# Do you think the girl comes with the saddle?



## hd3kmize (Jul 19, 2010)

http://cgi.ebay.com/ebaymotors/ws/e...0498957761&viewitem=&sspagename=STRK:MEWAX:IT

Wonder what kind of offers have been submitted? 

...amazing the things you find on eBay these days just to peddle some cool vintage bike inventory.


----------



## DonChristie (Jul 19, 2010)

s-e-x sells!

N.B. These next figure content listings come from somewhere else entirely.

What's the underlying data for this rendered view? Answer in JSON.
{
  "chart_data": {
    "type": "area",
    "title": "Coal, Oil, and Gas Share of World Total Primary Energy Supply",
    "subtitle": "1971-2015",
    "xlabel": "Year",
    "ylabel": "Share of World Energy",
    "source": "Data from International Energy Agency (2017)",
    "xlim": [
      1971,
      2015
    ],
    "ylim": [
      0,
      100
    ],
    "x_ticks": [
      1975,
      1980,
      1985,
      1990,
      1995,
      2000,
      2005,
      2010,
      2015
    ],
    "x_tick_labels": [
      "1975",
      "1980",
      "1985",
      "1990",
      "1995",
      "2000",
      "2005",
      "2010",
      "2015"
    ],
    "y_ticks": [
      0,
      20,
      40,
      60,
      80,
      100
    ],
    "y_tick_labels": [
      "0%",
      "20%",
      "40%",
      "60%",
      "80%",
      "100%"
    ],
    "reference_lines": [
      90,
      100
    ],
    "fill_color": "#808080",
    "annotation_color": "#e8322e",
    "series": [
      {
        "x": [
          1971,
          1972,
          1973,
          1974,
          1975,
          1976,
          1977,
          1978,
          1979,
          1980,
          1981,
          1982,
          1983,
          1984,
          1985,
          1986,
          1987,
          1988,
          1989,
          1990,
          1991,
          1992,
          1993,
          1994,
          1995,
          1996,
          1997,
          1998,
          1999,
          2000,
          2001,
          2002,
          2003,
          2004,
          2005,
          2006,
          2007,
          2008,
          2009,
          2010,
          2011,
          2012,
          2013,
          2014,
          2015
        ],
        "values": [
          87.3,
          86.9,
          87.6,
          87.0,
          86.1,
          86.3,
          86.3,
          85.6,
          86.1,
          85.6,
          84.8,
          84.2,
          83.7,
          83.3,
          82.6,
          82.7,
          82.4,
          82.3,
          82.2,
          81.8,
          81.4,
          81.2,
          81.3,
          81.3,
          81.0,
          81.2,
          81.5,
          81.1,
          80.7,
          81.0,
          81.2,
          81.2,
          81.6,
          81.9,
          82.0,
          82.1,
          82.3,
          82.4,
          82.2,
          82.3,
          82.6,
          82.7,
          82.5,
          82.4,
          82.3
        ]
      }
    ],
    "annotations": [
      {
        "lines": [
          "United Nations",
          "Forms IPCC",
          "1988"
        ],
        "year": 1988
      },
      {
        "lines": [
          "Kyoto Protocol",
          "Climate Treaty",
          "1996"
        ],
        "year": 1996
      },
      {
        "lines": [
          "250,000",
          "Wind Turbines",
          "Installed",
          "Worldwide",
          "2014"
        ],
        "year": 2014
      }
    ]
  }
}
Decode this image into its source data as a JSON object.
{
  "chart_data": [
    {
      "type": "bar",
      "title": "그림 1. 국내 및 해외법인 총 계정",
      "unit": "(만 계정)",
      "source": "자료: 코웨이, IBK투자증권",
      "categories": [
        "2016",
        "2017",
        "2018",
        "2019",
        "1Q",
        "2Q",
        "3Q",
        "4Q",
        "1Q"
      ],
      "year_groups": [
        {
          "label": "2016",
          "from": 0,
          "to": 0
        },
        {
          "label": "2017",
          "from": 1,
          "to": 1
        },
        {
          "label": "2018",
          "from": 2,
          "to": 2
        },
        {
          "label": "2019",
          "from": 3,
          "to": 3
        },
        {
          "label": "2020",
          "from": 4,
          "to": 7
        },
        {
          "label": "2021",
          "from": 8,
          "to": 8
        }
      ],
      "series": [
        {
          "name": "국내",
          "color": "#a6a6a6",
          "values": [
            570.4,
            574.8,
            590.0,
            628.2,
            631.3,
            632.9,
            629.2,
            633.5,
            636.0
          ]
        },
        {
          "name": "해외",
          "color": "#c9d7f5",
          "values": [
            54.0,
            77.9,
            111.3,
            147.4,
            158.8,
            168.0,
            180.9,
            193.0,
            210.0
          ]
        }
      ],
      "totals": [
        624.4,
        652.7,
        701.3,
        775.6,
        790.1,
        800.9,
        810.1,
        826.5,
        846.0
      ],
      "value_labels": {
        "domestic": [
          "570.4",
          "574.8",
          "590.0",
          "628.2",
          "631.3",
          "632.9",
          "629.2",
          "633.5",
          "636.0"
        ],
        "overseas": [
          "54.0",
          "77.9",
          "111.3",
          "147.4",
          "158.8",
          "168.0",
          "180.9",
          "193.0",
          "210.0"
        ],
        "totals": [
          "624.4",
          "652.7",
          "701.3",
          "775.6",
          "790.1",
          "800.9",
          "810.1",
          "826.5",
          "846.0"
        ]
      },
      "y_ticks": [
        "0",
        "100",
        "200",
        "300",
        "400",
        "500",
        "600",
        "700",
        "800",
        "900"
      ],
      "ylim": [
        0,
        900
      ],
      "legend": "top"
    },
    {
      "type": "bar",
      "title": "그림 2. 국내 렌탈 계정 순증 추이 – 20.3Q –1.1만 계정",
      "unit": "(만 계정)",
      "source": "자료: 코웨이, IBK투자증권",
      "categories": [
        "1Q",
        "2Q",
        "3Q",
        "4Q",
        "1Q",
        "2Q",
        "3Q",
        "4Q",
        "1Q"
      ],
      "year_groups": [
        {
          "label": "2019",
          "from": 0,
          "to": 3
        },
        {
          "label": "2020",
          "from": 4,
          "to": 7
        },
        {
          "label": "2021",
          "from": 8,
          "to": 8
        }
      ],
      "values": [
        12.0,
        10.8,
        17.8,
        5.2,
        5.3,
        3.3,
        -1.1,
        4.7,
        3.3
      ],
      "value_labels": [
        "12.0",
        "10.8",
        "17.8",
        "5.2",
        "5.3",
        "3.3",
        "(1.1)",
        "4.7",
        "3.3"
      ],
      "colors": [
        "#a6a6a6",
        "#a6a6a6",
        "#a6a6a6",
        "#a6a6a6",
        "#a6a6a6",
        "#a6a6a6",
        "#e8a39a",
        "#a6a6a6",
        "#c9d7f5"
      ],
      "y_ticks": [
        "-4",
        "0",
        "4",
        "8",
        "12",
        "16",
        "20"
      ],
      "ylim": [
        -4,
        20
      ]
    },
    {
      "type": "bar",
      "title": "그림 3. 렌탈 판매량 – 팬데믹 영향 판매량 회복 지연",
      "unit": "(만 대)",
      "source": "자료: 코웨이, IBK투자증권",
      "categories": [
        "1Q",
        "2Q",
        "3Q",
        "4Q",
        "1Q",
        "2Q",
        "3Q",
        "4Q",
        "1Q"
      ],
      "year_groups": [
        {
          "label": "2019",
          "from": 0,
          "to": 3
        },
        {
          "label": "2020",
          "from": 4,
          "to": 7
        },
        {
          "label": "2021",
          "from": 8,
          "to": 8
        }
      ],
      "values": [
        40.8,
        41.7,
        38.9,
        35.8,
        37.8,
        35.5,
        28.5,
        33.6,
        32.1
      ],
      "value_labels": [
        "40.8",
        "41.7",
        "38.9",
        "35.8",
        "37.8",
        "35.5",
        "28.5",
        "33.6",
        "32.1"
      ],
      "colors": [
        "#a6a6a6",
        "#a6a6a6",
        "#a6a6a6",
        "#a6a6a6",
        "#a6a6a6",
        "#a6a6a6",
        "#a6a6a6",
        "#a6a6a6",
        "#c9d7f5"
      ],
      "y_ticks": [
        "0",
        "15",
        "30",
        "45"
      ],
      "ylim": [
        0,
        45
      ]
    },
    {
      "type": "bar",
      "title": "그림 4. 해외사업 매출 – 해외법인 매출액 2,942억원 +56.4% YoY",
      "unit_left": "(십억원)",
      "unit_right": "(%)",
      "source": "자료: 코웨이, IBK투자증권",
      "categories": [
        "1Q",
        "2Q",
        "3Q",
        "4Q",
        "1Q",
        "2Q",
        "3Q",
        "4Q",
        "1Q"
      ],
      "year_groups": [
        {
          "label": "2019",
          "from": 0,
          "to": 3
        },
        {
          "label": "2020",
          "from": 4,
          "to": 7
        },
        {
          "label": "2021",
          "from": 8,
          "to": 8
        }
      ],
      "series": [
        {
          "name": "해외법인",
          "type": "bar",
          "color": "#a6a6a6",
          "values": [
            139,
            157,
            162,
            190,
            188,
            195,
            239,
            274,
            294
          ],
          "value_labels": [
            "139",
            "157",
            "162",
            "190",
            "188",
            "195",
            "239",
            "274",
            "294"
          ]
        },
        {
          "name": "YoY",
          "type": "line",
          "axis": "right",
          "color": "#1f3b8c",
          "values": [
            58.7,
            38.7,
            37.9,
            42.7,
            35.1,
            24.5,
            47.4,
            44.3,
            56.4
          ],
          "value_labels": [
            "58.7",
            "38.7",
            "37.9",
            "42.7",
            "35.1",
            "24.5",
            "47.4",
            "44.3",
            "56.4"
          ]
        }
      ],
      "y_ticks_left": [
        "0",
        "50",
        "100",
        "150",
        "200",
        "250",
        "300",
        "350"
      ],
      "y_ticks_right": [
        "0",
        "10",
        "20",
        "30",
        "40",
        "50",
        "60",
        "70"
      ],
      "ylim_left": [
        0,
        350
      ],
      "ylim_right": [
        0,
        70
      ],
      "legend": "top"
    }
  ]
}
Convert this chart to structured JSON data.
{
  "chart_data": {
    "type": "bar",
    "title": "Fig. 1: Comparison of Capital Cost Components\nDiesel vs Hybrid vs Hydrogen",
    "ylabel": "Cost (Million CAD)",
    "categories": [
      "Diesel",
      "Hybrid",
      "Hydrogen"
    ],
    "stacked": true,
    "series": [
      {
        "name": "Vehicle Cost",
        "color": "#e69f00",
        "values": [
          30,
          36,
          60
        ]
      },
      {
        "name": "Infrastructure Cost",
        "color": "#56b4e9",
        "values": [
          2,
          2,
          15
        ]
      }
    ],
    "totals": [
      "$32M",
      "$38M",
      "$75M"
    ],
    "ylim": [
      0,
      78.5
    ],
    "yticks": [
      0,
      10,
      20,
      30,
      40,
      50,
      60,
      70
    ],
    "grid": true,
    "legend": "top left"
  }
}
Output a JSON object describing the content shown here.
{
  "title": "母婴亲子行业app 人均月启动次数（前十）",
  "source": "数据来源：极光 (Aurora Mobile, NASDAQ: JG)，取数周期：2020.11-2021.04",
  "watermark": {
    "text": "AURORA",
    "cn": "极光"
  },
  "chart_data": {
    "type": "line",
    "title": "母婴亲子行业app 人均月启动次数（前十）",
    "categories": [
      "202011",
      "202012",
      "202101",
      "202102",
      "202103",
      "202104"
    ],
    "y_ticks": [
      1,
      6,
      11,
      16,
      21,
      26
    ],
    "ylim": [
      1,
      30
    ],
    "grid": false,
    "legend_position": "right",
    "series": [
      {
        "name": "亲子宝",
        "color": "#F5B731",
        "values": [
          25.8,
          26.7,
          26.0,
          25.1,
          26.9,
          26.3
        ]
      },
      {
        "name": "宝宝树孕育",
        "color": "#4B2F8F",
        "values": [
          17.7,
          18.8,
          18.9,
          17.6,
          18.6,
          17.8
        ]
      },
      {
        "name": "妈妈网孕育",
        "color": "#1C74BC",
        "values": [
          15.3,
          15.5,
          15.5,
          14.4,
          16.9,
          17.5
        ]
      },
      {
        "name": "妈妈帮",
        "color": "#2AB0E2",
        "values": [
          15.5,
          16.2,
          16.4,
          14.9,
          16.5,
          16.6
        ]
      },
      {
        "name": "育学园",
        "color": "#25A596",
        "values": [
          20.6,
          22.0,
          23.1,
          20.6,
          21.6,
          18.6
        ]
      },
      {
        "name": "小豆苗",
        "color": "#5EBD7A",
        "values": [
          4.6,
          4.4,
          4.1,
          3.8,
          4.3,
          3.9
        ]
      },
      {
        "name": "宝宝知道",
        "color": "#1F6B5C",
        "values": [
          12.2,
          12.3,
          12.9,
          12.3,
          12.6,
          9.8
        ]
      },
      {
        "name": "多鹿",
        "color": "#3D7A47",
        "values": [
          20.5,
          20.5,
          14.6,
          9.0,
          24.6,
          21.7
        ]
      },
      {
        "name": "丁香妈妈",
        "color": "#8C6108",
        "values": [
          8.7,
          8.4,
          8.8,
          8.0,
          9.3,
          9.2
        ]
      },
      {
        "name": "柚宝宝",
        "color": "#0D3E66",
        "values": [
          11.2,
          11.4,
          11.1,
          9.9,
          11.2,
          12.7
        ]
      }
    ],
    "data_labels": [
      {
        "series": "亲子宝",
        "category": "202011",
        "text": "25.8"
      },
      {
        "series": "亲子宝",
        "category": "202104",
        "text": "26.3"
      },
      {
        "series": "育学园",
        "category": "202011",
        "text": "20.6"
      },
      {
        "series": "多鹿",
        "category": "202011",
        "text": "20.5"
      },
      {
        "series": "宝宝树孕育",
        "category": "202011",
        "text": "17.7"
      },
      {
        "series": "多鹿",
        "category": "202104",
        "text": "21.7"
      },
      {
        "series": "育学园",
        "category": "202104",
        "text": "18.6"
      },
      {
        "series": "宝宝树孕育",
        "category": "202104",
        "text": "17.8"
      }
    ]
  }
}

Daauuummm!


----------



## partsguy (Jul 19, 2010)

schwinndoggy said:


> Daauuummm!





What he said!


----------



## OldRider (Jul 19, 2010)

It got my attention too!


----------



## partsguy (Jul 19, 2010)

hd3kmize said:


> http://cgi.ebay.com/ebaymotors/ws/e...0498957761&viewitem=&sspagename=STRK:MEWAX:IT
> 
> Wonder what kind of offers have been submitted?
> 
> ...amazing the things you find on eBay these days just to peddle some cool vintage bike inventory.





There was a seat there?


----------



## chainmaker (Jul 24, 2010)

The listing says it was disassembled,cleaned and inspected.


----------



## rustyspoke66 (Jul 25, 2010)

So the auction had over 900 hits before it ended. Wonder how many after? Oh and nice seat!


----------